Para quienes «conversan» este proyecto en el film de Sivan -académicos, periodistas, intelectuales, artistas y activistas de derechos humanos, religiosos y laicos, tanto en Israel como en Palestina- no se trata de un sueño o de una utopía. Por el contrario, parten de la base de que, aun con todos sus inequidades y conflictos irresueltos, ese Estado común ya está allí, con dos comunidades nacionales compartiendo un mismo territorio.
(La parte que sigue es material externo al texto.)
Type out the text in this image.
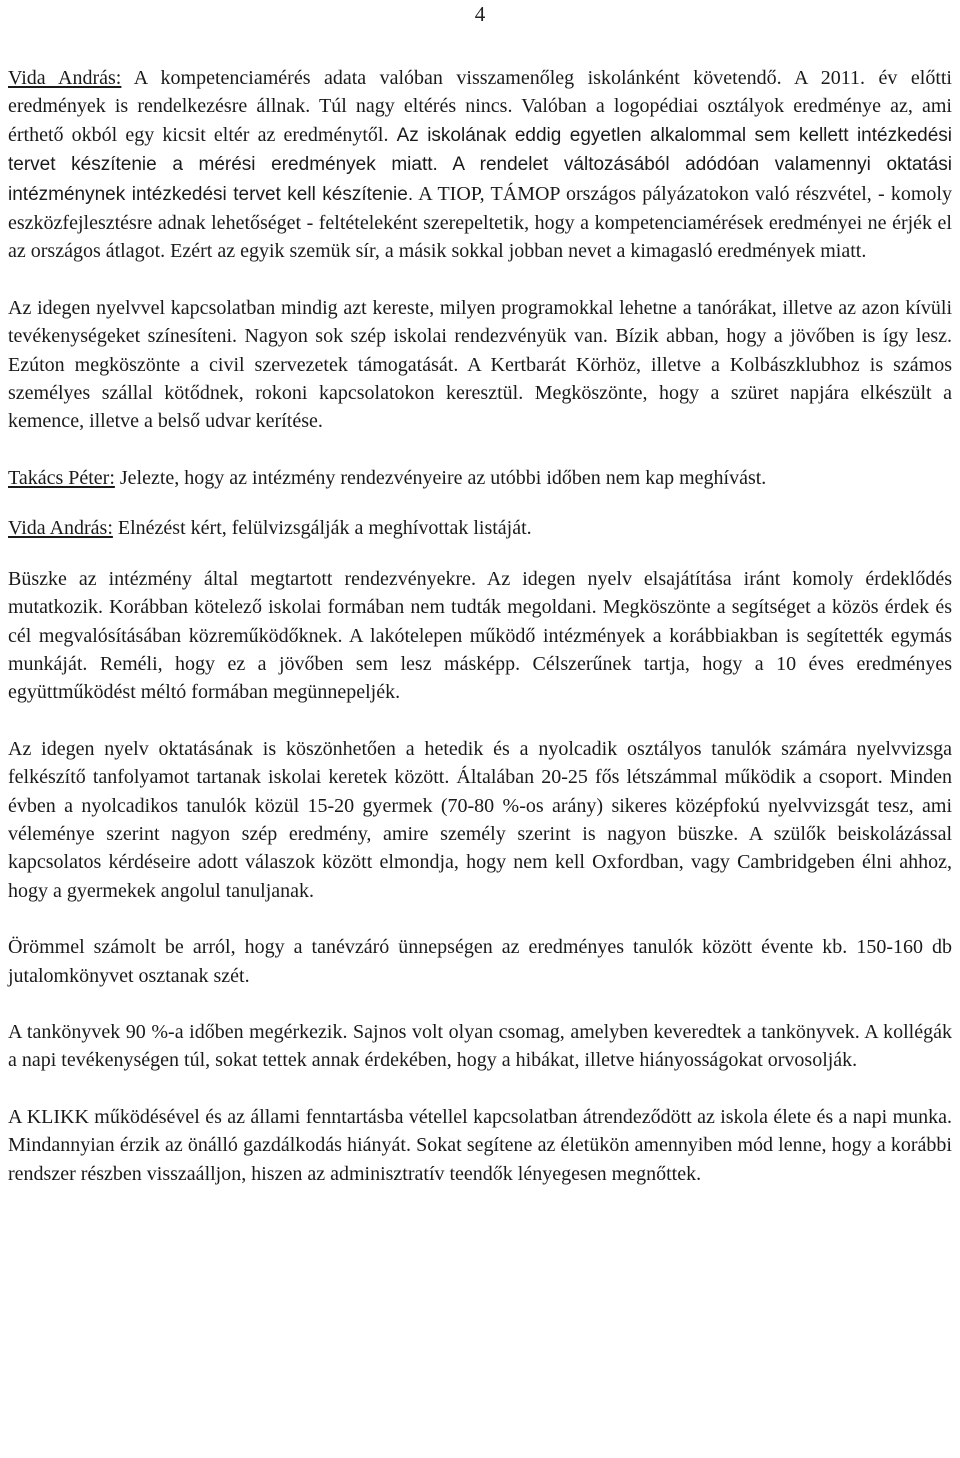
4

Vida András: A kompetenciamérés adata valóban visszamenőleg iskolánként követendő. A 2011. év előtti eredmények is rendelkezésre állnak. Túl nagy eltérés nincs. Valóban a logopédiai osztályok eredménye az, ami érthető okból egy kicsit eltér az eredménytől. Az iskolának eddig egyetlen alkalommal sem kellett intézkedési tervet készítenie a mérési eredmények miatt. A rendelet változásából adódóan valamennyi oktatási intézménynek intézkedési tervet kell készítenie. A TIOP, TÁMOP országos pályázatokon való részvétel, - komoly eszközfejlesztésre adnak lehetőséget - feltételeként szerepeltetik, hogy a kompetenciamérések eredményei ne érjék el az országos átlagot. Ezért az egyik szemük sír, a másik sokkal jobban nevet a kimagasló eredmények miatt.

Az idegen nyelvvel kapcsolatban mindig azt kereste, milyen programokkal lehetne a tanórákat, illetve az azon kívüli tevékenységeket színesíteni. Nagyon sok szép iskolai rendezvényük van. Bízik abban, hogy a jövőben is így lesz. Ezúton megköszönte a civil szervezetek támogatását. A Kertbarát Körhöz, illetve a Kolbászklubhoz is számos személyes szállal kötődnek, rokoni kapcsolatokon keresztül. Megköszönte, hogy a szüret napjára elkészült a kemence, illetve a belső udvar kerítése.

Takács Péter: Jelezte, hogy az intézmény rendezvényeire az utóbbi időben nem kap meghívást.

Vida András: Elnézést kért, felülvizsgálják a meghívottak listáját.

Büszke az intézmény által megtartott rendezvényekre. Az idegen nyelv elsajátítása iránt komoly érdeklődés mutatkozik. Korábban kötelező iskolai formában nem tudták megoldani. Megköszönte a segítséget a közös érdek és cél megvalósításában közreműködőknek. A lakótelepen működő intézmények a korábbiakban is segítették egymás munkáját. Reméli, hogy ez a jövőben sem lesz másképp. Célszerűnek tartja, hogy a 10 éves eredményes együttműködést méltó formában megünnepeljék.

Az idegen nyelv oktatásának is köszönhetően a hetedik és a nyolcadik osztályos tanulók számára nyelvvizsga felkészítő tanfolyamot tartanak iskolai keretek között. Általában 20-25 fős létszámmal működik a csoport. Minden évben a nyolcadikos tanulók közül 15-20 gyermek (70-80 %-os arány) sikeres középfokú nyelvvizsgát tesz, ami véleménye szerint nagyon szép eredmény, amire személy szerint is nagyon büszke. A szülők beiskolázással kapcsolatos kérdéseire adott válaszok között elmondja, hogy nem kell Oxfordban, vagy Cambridgeben élni ahhoz, hogy a gyermekek angolul tanuljanak.

Örömmel számolt be arról, hogy a tanévzáró ünnepségen az eredményes tanulók között évente kb. 150-160 db jutalomkönyvet osztanak szét.

A tankönyvek 90 %-a időben megérkezik. Sajnos volt olyan csomag, amelyben keveredtek a tankönyvek. A kollégák a napi tevékenységen túl, sokat tettek annak érdekében, hogy a hibákat, illetve hiányosságokat orvosolják.

A KLIKK működésével és az állami fenntartásba vétellel kapcsolatban átrendeződött az iskola élete és a napi munka. Mindannyian érzik az önálló gazdálkodás hiányát. Sokat segítene az életükön amennyiben mód lenne, hogy a korábbi rendszer részben visszaálljon, hiszen az adminisztratív teendők lényegesen megnőttek.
Y lo que propone el proyecto del Estado común es cambiar radicalmente la idea de partición por la de compartir: invocar todo aquello que pueda haber en común, en vez de la separación y la división. «Esta película intenta sentar las bases de una nueva perspectiva», señaló Sivan aquí. «La idea no es quedarse en un nivel teórico sino iniciar una discusión en la que muchas voces diferentes puedan ir construyendo un nuevo curso de acción.»
Modificar el ángulo, cambiar la perspectiva con la que se observa un problema es una constante en la obra de Sivan. O para ponerlo en términos cinematográficos, que el propio realizador prefiere: «Encontrar un nuevo punto de vista». En un vibrante encuentro con el público que Sivan se negó a calificar como «Masterclass» («Prefiero la noción del maestro ignorante de Jacques Ranciére», explicó), el director lo ejemplificó a partir de su propia experiencia en sus dos primeras películas. En la primera, Aqat-Jaber: Vie de passage (mejor ópera prima en el festival Cinéma du réel 1987), Sivan confiesa: «Fui un poco ingenuamente al encuentro con el Otro, a darles voz e imagen a aquellos que no la tenían y que eran negados, los palestinos». Según Sivan, «el documental tradicional siempre tiende a ocuparse de los héroes o de las víctimas». Pero ya para su segunda película se dio cuenta de que si quería saber realmente por qué («¿Por qué? es la pregunta que nunca hay que dejar de hacer», dice) los palestinos eran las víctimas, tenía que cambiar el punto de vista y dar vuelta la cámara para enfocar a los victimarios.
Así nació una de sus documentales más controvertidos, Izkor, esclavos de la memoria (1991), en donde Sivan registró las distintas instancias de la educación en Israel, desde el jardín de infantes hasta el servicio militar, para descubrir de qué manera el Estado israelí «instrumenta y utiliza la memoria histórica como un arma, tanto para justificar sus crímenes como para intimidar a todos aquellos que tratan de criticarlo. La memoria puede convertirse en una herramienta para el crimen. E Israel nacionalizó la memoria: colonizó al judaísmo y chantajea al mundo con su sufrimiento. Y está cometiendo crímenes en nombre de la memoria, crímenes por los que no se siente culpable, porque esa memoria los justifica».
«Yo me formé en escuelas como las que se ven en la película -aclara Sivan-, pero no veo por qué, por el sólo hecho de ser israelí o judío, debiera merecer privilegios o derechos especiales. Hay que enfrentar al poder y el documental es una magnífica herramienta para hacerlo. El documental, en su mejor expresión, es contra-información, es contra-propaganda. Es capaz, o debería serlo, de desarticular el discurso establecido por el poder. El documental puede revisar la Historia, reverla y revelarla desde un nuevo ángulo, cambiando el punto de vista. En mi caso, como ciudadano israelí y gozando de todos los derechos que en un régimen de apartheid como el de Israel no todos tienen, es mi responsabilidad y es mi deber ejercer la crítica. Si no, lo que uno hace termina siendo colaboracionismo.»